¡Por fin un reality al que le veo pocos “peros”!

Por: Luis Antonio Gómez López.–

Había sido muy crítico de los reality donde los mal llamados jurados, se mofaban de los participantes y ponían en ridículo y sin ningún derecho, sus aspiraciones e integridad humana. La cosa cambió.

Es que pareciera que estos programas los produjeran con el único objetivo de burlarse de las persona por  su físico, sus manifestaciones o excentricidades; pero apartándose del respeto que amerita el derecho a la libre personalidad. Todo sosteniendo la caña de un libreto programado así, para ganarse el rating.  

“Púdrete, nos vemos en el infierno”, algo así, fue una de las expresiones hace unos años, entre otras, de un joven herido en su ilusión, dicha a un jurado en un famoso reality de talentos histriónicos. ¡Obvio! No se justifica una mala  intención de estas a nadie; pero hay que analizar el grado de provocación y burla ante lo que un ser esperanzado pueda ver como un atentado a lo que él ve como su cualidad en lo más preciado de su intima humanidad.

Se denotaba que un defecto físico es el clarísimo ingrediente para el hazmerreir del público expectante y esa es la base de la diversión para captar teleaudiencia, sumado a los shows de criterios encontrados entre los jurados.

Pero, algo que había criticado por lo manifestado, pareciera se hubiera tenido en la cuenta; pues por la curiosidad que me dio dada la excelente expectativa promocional del reality – A otro Nivel-, resultó ser eso, un programa al mejor nivel con un fresco ingrediente en la presentación de Paulina Vega Dieppa, quien no necesitaba de ser profesional en el tema, ya que con el solo hecho de su bagaje mediático como Miss Universo, es prenda de garantía en simpatía y profesionalismo.  Aunque el complemento de Linda Palma no me convence mucho por el estilo postizo y de cliché en que esta presentadora se ha convertido infortunadamente, dados sus atributos. ¡Bueno! Es cuestión de conceptos.

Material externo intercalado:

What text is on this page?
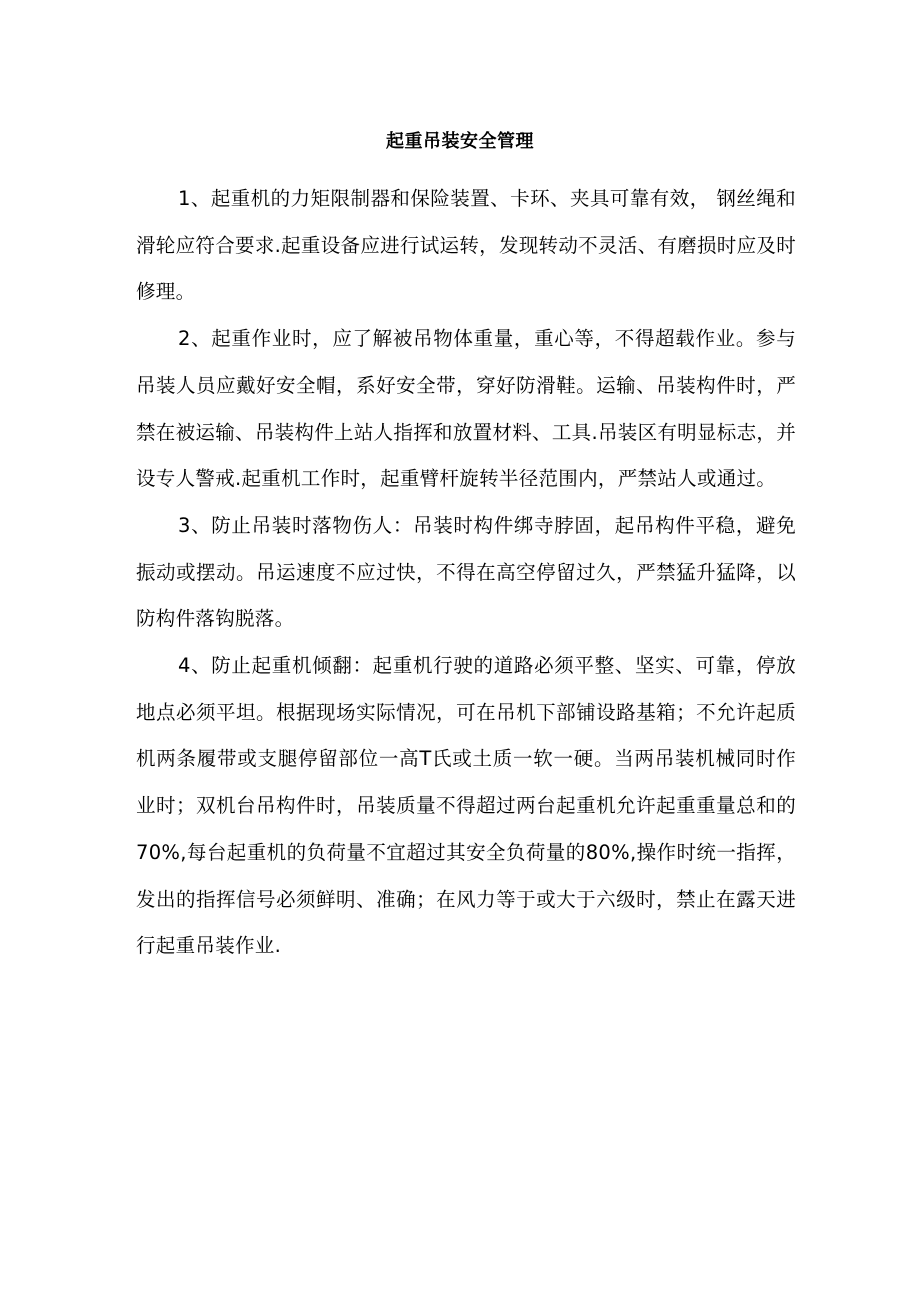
起重吊装安全管理

1、起重机的力矩限制器和保险装置、卡环、夹具可靠有效， 钢丝绳和滑轮应符合要求.起重设备应进行试运转，发现转动不灵活、有磨损时应及时修理。

2、起重作业时，应了解被吊物体重量，重心等，不得超载作业。参与吊装人员应戴好安全帽，系好安全带，穿好防滑鞋。运输、吊装构件时，严禁在被运输、吊装构件上站人指挥和放置材料、工具.吊装区有明显标志，并设专人警戒.起重机工作时，起重臂杆旋转半径范围内，严禁站人或通过。

3、防止吊装时落物伤人：吊装时构件绑寺脖固，起吊构件平稳，避免振动或摆动。吊运速度不应过快，不得在高空停留过久，严禁猛升猛降，以防构件落钩脱落。

4、防止起重机倾翻：起重机行驶的道路必须平整、坚实、可靠，停放地点必须平坦。根据现场实际情况，可在吊机下部铺设路基箱；不允许起质机两条履带或支腿停留部位一高T氏或土质一软一硬。当两吊装机械同时作业时；双机台吊构件时，吊装质量不得超过两台起重机允许起重重量总和的70%,每台起重机的负荷量不宜超过其安全负荷量的80%,操作时统一指挥， 发出的指挥信号必须鲜明、准确；在风力等于或大于六级时，禁止在露天进行起重吊装作业.
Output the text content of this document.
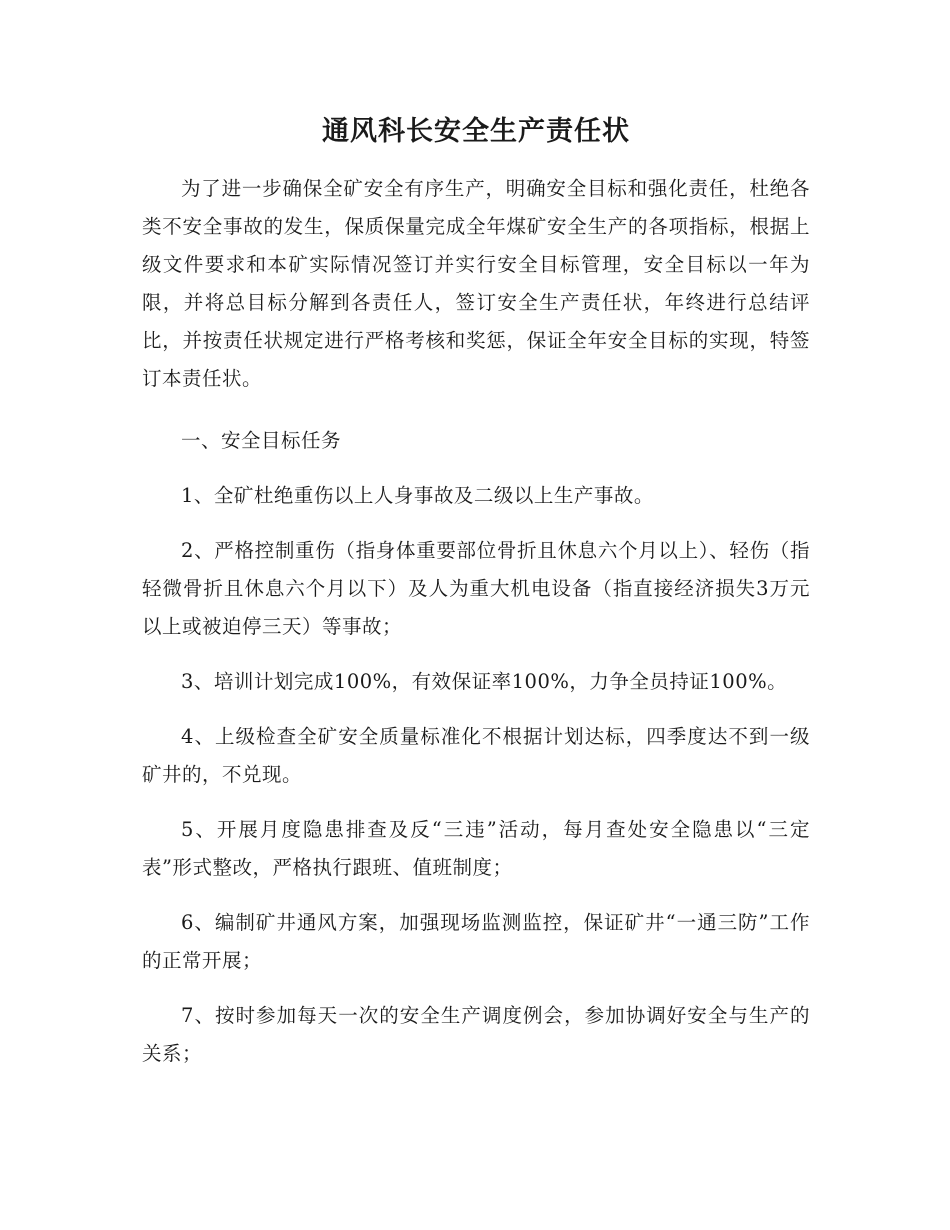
通风科长安全生产责任状

为了进一步确保全矿安全有序生产，明确安全目标和强化责任，杜绝各类不安全事故的发生，保质保量完成全年煤矿安全生产的各项指标，根据上级文件要求和本矿实际情况签订并实行安全目标管理，安全目标以一年为限，并将总目标分解到各责任人，签订安全生产责任状，年终进行总结评比，并按责任状规定进行严格考核和奖惩，保证全年安全目标的实现，特签订本责任状。

一、安全目标任务

1、全矿杜绝重伤以上人身事故及二级以上生产事故。

2、严格控制重伤（指身体重要部位骨折且休息六个月以上）、轻伤（指轻微骨折且休息六个月以下）及人为重大机电设备（指直接经济损失3万元以上或被迫停三天）等事故；

3、培训计划完成100%，有效保证率100%，力争全员持证100%。

4、上级检查全矿安全质量标准化不根据计划达标，四季度达不到一级矿井的，不兑现。

5、开展月度隐患排查及反“三违”活动，每月查处安全隐患以“三定表”形式整改，严格执行跟班、值班制度；

6、编制矿井通风方案，加强现场监测监控，保证矿井“一通三防”工作的正常开展；

7、按时参加每天一次的安全生产调度例会，参加协调好安全与生产的关系；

No me niego a que este reality no se trata de algo novedoso en su razón de contenido, pues podríamos decir que es una misma familia en una nueva casa; pero rescato a consideración, el esfuerzo por una metamorfosis positiva de los errores cometidos en “La Voz” y otros similares.

Hay  más dinamismo, más espectacularidad visual, herramientas de producción que motivan a los ojos y hasta a las emociones, un trabajo bien hecho de sensibilización como preliminar, con las vidas y sus esfuerzos, de cada uno de los concursantes.

Se le da un valor significativo a cada uno sin importar su procedencia. Es decir el equipo de producción se tomó la molestia de realizar investigación, guiones magníficos e uniformidad en el objetivo, así se sepa que las posibilidades de escalar en el ascensor estén limitadas.

Esto es un valor agregado destacable de lo que está haciendo Caracol Televisión, entendiéndose que las vidas de los cantantes, músicos, compositores, y artistas en general en Colombia, no son fáciles para cultivar y menos recibir los frutos deseados.

En buena hora con este tipo de programas bien producidos, se está dando la notable oportunidad a infinidad de talentos, que así no avancen a la etapa esperada, están siendo difundidos unos minutos valiosos para ellos en su carrera, lo que seguro les repercutirá en sus sueños.

Por ejemplo me llamó la atención la niña que sobrevive y sostiene a su familia, cantando en los buses de Bogotá. No ascendió en el ascensor; pero es muy seguro que su popularidad si ascendió y por ende sus ingresos y expectativas. Gracias a la valiosa oportunidad de – A otro Nivel-.

Y en cuanto a los jurados seleccionados, me parece una genial mezcla de profesionales y con autoridad para emitir conceptos, dado lo que han representado en el escenario musical colombiano y mundial; aunque no hubiera sobrado la cuota femenina que diera el toque de susceptibilidad, ternura y decoro que demandan las mujeres.  

Además un idóneo jurado: Kike Santander, seriedad, conocimiento y precisión; Silvestre Dangond, típicamente popular, con simpatía y jacarandoso; y Fonseca, analítico, tranquilo y considerado.  Con el común denominador del manejo respetuoso, motivador y sutil que le están dando a los participantes.   

Ojalá que este formato se sostenga hasta el final sin variaciones condicionales, para que así de una manera atractiva, nos pueda seguir divirtiendo, profesional, justa y sanamente a los colombianos.